Once the subunits are dissociated, IF1 binds to the A site on the 30S subunit to prevent the fMet-tRNA fMetfrom inadvertently binding to this site. IF2, in conjunction with GTP, binds to fMet-tRNA fMetto form a ternary (three-member) complex, which binds to the mRNA and P site of the 30S ribosomal subunit. The initial binding of fMet-tRNA fMetdoes not depend on an initiator codon in the P site. However, IF2, with the help of IF3, adjusts the fMet-tRNA fMetand the mRNA initiator codon so that the binding becomes codon-specific. IF1 and IF3 are then released, and IF2 promotes the association of this initiation complex with the 50S subunit of the ribosome. IF2 is then released, with the cleavage of GTP to guanosine diphosphate (GDP). The newly formed 70S ribosome is now ready for translation, and another aa-tRNA can enter the A site.

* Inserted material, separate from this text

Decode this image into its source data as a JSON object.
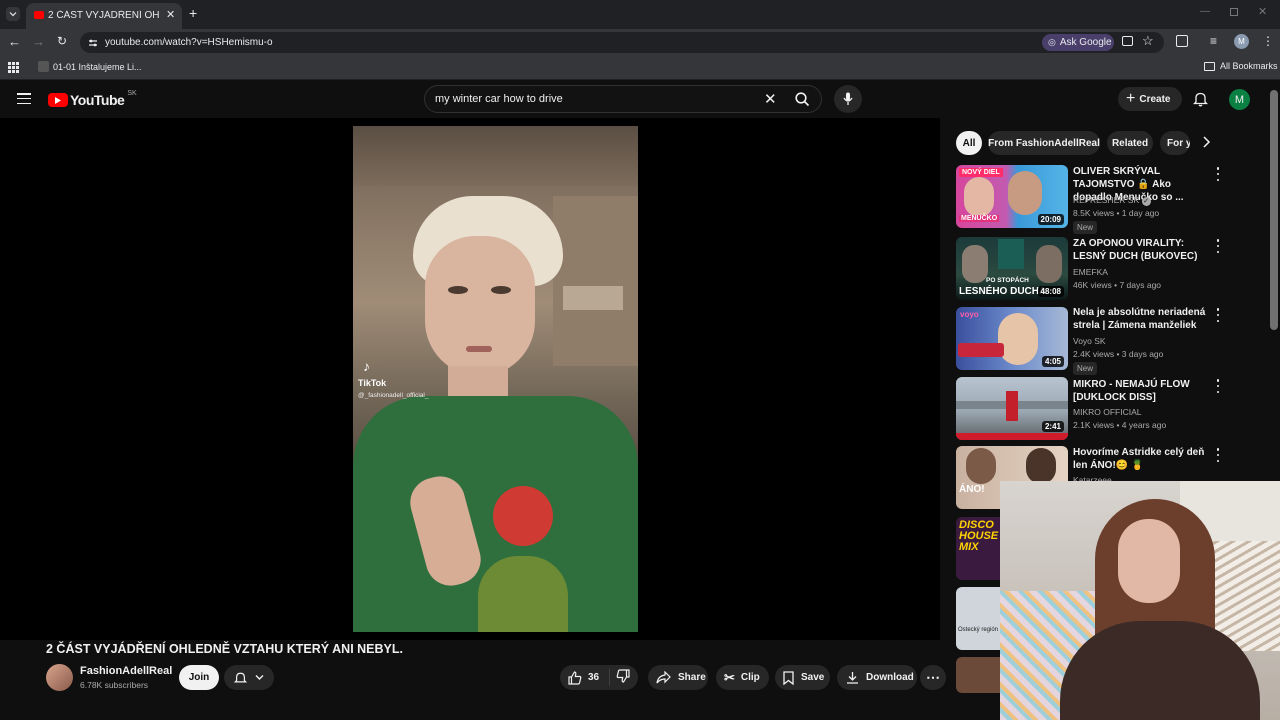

Translation Initiation from Leaderless mRNAs
As mentioned above, a few mRNAs in bacteria do not have standard TIRs with leader regions containing S-D sequences. In these rare mRNAs, the initiator codon can be right at or very close to the 5′ end of the mRNA. How the ribosome recognizes such an initiator codon and initiates translation is not fully understood, but the mechanism seems to be very different from that of initiation at a normal TIR. There is some evidence that a complex first forms between fMet-tRNA fMet, IF2, and the small subunit of the ribosome. This complex may then help recognize the initiation codon in the absence of upstream sequences to help distinguish the initiation codon. Other evidence suggests that the 70S ribosome itself recognizes the leaderless initiator codon.

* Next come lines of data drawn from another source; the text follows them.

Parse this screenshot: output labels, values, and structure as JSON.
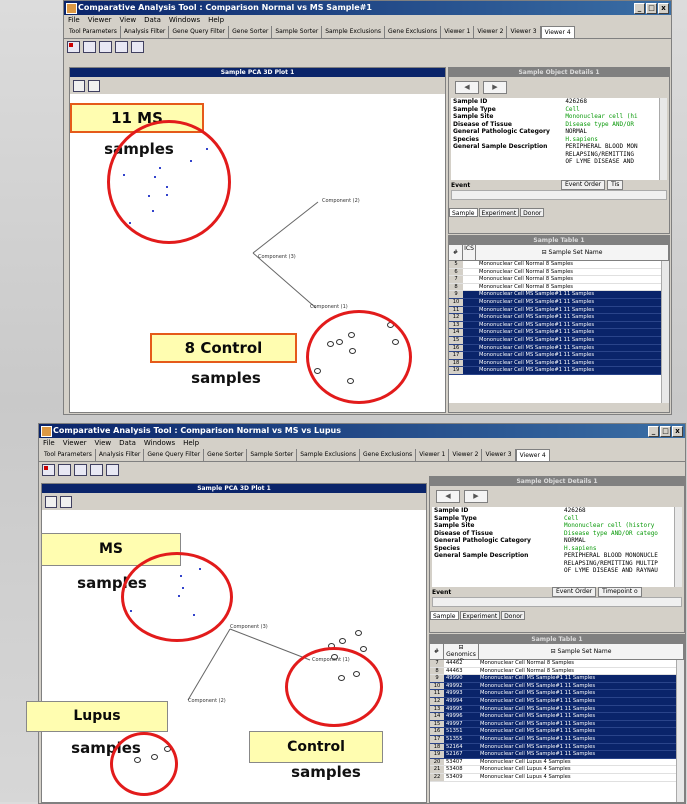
{
  "top": {
    "title": "Comparative Analysis Tool : Comparison Normal vs MS Sample#1",
    "menus": [
      "File",
      "Viewer",
      "View",
      "Data",
      "Windows",
      "Help"
    ],
    "tabs": [
      "Tool Parameters",
      "Analysis Filter",
      "Gene Query Filter",
      "Gene Sorter",
      "Sample Sorter",
      "Sample Exclusions",
      "Gene Exclusions",
      "Viewer 1",
      "Viewer 2",
      "Viewer 3",
      "Viewer 4"
    ],
    "plot_title": "Sample PCA 3D Plot 1",
    "axis_labels": [
      "Component (2)",
      "Component (3)",
      "Component (1)"
    ],
    "detail_title": "Sample Object Details 1",
    "detail_rows": [
      {
        "key": "Sample ID",
        "value": "426268"
      },
      {
        "key": "Sample Type",
        "value": "Cell"
      },
      {
        "key": "Sample Site",
        "value": "Mononuclear cell (hi"
      },
      {
        "key": "Disease of Tissue",
        "value": "Disease type AND/OR"
      },
      {
        "key": "General Pathologic Category",
        "value": "NORMAL"
      },
      {
        "key": "Species",
        "value": "H.sapiens"
      },
      {
        "key": "General Sample Description",
        "value": "PERIPHERAL BLOOD MON"
      },
      {
        "key": "",
        "value": "RELAPSING/REMITTING"
      },
      {
        "key": "",
        "value": "OF LYME DISEASE AND"
      }
    ],
    "event_label": "Event",
    "event_buttons": [
      "Event Order",
      "Tis"
    ],
    "sub_tabs": [
      "Sample",
      "Experiment",
      "Donor"
    ],
    "table_title": "Sample Table 1",
    "table_headers": [
      "#",
      "ICS",
      "Sample Set Name"
    ],
    "rows": [
      {
        "n": "5",
        "name": "Mononuclear Cell Normal 8 Samples",
        "sel": false
      },
      {
        "n": "6",
        "name": "Mononuclear Cell Normal 8 Samples",
        "sel": false
      },
      {
        "n": "7",
        "name": "Mononuclear Cell Normal 8 Samples",
        "sel": false
      },
      {
        "n": "8",
        "name": "Mononuclear Cell Normal 8 Samples",
        "sel": false
      },
      {
        "n": "9",
        "name": "Mononuclear Cell MS Sample#1 11 Samples",
        "sel": true
      },
      {
        "n": "10",
        "name": "Mononuclear Cell MS Sample#1 11 Samples",
        "sel": true
      },
      {
        "n": "11",
        "name": "Mononuclear Cell MS Sample#1 11 Samples",
        "sel": true
      },
      {
        "n": "12",
        "name": "Mononuclear Cell MS Sample#1 11 Samples",
        "sel": true
      },
      {
        "n": "13",
        "name": "Mononuclear Cell MS Sample#1 11 Samples",
        "sel": true
      },
      {
        "n": "14",
        "name": "Mononuclear Cell MS Sample#1 11 Samples",
        "sel": true
      },
      {
        "n": "15",
        "name": "Mononuclear Cell MS Sample#1 11 Samples",
        "sel": true
      },
      {
        "n": "16",
        "name": "Mononuclear Cell MS Sample#1 11 Samples",
        "sel": true
      },
      {
        "n": "17",
        "name": "Mononuclear Cell MS Sample#1 11 Samples",
        "sel": true
      },
      {
        "n": "18",
        "name": "Mononuclear Cell MS Sample#1 11 Samples",
        "sel": true
      },
      {
        "n": "19",
        "name": "Mononuclear Cell MS Sample#1 11 Samples",
        "sel": true
      }
    ],
    "annotations": {
      "ms_box": "11 MS",
      "ms_text": "samples",
      "control_box": "8 Control",
      "control_text": "samples"
    }
  },
  "bottom": {
    "title": "Comparative Analysis Tool : Comparison Normal vs MS vs Lupus",
    "menus": [
      "File",
      "Viewer",
      "View",
      "Data",
      "Windows",
      "Help"
    ],
    "tabs": [
      "Tool Parameters",
      "Analysis Filter",
      "Gene Query Filter",
      "Gene Sorter",
      "Sample Sorter",
      "Sample Exclusions",
      "Gene Exclusions",
      "Viewer 1",
      "Viewer 2",
      "Viewer 3",
      "Viewer 4"
    ],
    "plot_title": "Sample PCA 3D Plot 1",
    "axis_labels": [
      "Component (3)",
      "Component (1)",
      "Component (2)"
    ],
    "detail_title": "Sample Object Details 1",
    "detail_rows": [
      {
        "key": "Sample ID",
        "value": "426268"
      },
      {
        "key": "Sample Type",
        "value": "Cell"
      },
      {
        "key": "Sample Site",
        "value": "Mononuclear cell (history"
      },
      {
        "key": "Disease of Tissue",
        "value": "Disease type AND/OR catego"
      },
      {
        "key": "General Pathologic Category",
        "value": "NORMAL"
      },
      {
        "key": "Species",
        "value": "H.sapiens"
      },
      {
        "key": "General Sample Description",
        "value": "PERIPHERAL BLOOD MONONUCLE"
      },
      {
        "key": "",
        "value": "RELAPSING/REMITTING MULTIP"
      },
      {
        "key": "",
        "value": "OF LYME DISEASE AND RAYNAU"
      }
    ],
    "event_label": "Event",
    "event_buttons": [
      "Event Order",
      "Timepoint o"
    ],
    "sub_tabs": [
      "Sample",
      "Experiment",
      "Donor"
    ],
    "table_title": "Sample Table 1",
    "table_headers": [
      "#",
      "Genomics ID",
      "Sample Set Name"
    ],
    "rows": [
      {
        "n": "7",
        "id": "44462",
        "name": "Mononuclear Cell Normal 8 Samples",
        "sel": false
      },
      {
        "n": "8",
        "id": "44463",
        "name": "Mononuclear Cell Normal 8 Samples",
        "sel": false
      },
      {
        "n": "9",
        "id": "49990",
        "name": "Mononuclear Cell MS Sample#1 11 Samples",
        "sel": true
      },
      {
        "n": "10",
        "id": "49992",
        "name": "Mononuclear Cell MS Sample#1 11 Samples",
        "sel": true
      },
      {
        "n": "11",
        "id": "49993",
        "name": "Mononuclear Cell MS Sample#1 11 Samples",
        "sel": true
      },
      {
        "n": "12",
        "id": "49994",
        "name": "Mononuclear Cell MS Sample#1 11 Samples",
        "sel": true
      },
      {
        "n": "13",
        "id": "49995",
        "name": "Mononuclear Cell MS Sample#1 11 Samples",
        "sel": true
      },
      {
        "n": "14",
        "id": "49996",
        "name": "Mononuclear Cell MS Sample#1 11 Samples",
        "sel": true
      },
      {
        "n": "15",
        "id": "49997",
        "name": "Mononuclear Cell MS Sample#1 11 Samples",
        "sel": true
      },
      {
        "n": "16",
        "id": "51351",
        "name": "Mononuclear Cell MS Sample#1 11 Samples",
        "sel": true
      },
      {
        "n": "17",
        "id": "51355",
        "name": "Mononuclear Cell MS Sample#1 11 Samples",
        "sel": true
      },
      {
        "n": "18",
        "id": "52164",
        "name": "Mononuclear Cell MS Sample#1 11 Samples",
        "sel": true
      },
      {
        "n": "19",
        "id": "52167",
        "name": "Mononuclear Cell MS Sample#1 11 Samples",
        "sel": true
      },
      {
        "n": "20",
        "id": "53407",
        "name": "Mononuclear Cell Lupus 4 Samples",
        "sel": false
      },
      {
        "n": "21",
        "id": "53408",
        "name": "Mononuclear Cell Lupus 4 Samples",
        "sel": false
      },
      {
        "n": "22",
        "id": "53409",
        "name": "Mononuclear Cell Lupus 4 Samples",
        "sel": false
      }
    ],
    "annotations": {
      "ms_box": "MS",
      "ms_text": "samples",
      "lupus_box": "Lupus",
      "lupus_text": "samples",
      "control_box": "Control",
      "control_text": "samples"
    }
  },
  "colors": {
    "accent": "#0a246a",
    "highlight": "#fffdb0",
    "circle": "#e21b1b",
    "box_border": "#e55a1a"
  }
}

TRANSLATION INITIATION IN ARCHAEA AND EUKARYOTES
Translation initiation in the archaea is similar to that in the bacteria. Like bacteria, archaea use well-defined TIRs with leader sequences and formylmethionine for initiation of translation. In contrast, eukaryotes do not seem to use special sequence elements and instead usually use the first AUG from the 5′ end of the mRNA as the initiation codon. Sequences around this initiator AUG may also be important for its recognition, and secondary structure in the mRNA may mask other AUG sequences that could potentially be used as initiator codons. Although eukaryotes have a special methionyl tRNA that responds to the first AUG codon, called Met-tRNA i, the methionine attached to the eukaryotic initiator tRNA is never formylated. As in bacteria, however, the first methionine is usually removed by an aminopeptidase after the protein is synthesized. Eukaryotes and archaea also seem to use many more initiation factors and elongation factors than do bacteria. The archaea use formylated methionine and S-D sequences like bacteria, but their initiation factors are more similar to those in eukaryotes. Although the exact roles of most of these initiation factors are unknown in archaea, many are obviously related to the initiation and translation factors of bacteria. It therefore appears that the mechanism of translation initiation in the archaea is a sort of hybrid between that in bacteria and that in eukaryotes.